Traceback (most recent call last):
  File "/usr/lib/python3.10/concurrent/futures/process.py", line 246, in _process_worker
    r = call_item.fn(*call_item.args, **call_item.kwargs)
  File "/usr/local/lib/python3.10/dist-packages/tensorrt_llm/commands/build.py", line 392, in build_and_save
    engine = build(build_config,
  File "/usr/local/lib/python3.10/dist-packages/tensorrt_llm/commands/build.py", line 272, in build
    model.load(weights)
  File "/usr/local/lib/python3.10/dist-packages/tensorrt_llm/models/modeling_utils.py", line 338, in load
    raise RuntimeError(err_msg)
RuntimeError: Provided tensor names are different from those expected by the engine.
Barry-Delaney commented 6 months ago

@activezhao This is because Deepseek is not supported yet.

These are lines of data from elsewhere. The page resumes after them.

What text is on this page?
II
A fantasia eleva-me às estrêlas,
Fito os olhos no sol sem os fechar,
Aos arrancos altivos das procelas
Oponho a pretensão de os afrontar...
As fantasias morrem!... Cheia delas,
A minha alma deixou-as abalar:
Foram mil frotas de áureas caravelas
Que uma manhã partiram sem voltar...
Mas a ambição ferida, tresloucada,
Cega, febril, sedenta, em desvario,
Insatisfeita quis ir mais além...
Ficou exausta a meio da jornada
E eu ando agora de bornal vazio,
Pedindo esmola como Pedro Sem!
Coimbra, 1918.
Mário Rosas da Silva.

activezhao commented 6 months ago

@activezhao This is because Deepseek is not supported yet.

@Barry-Delaney OK, is there any plan to support it?

We are currently using fp8, and the performance is great. Now we want to try w4a8.

W4A8 does not support Deepseek, how about Int4 AWQ (W4A16)?

Thanks.

Barry-Delaney commented 6 months ago

@activezhao Thanks for the feedback! INT4-AWQ is also not supported as the Deepseek model is not implemented yet. Please start a feature request about Deepseek model incase you need the support.

github-actions[bot] commented 5 months ago

This issue is stale because it has been open 30 days with no activity. Remove stale label or comment or this will be closed in 15 days."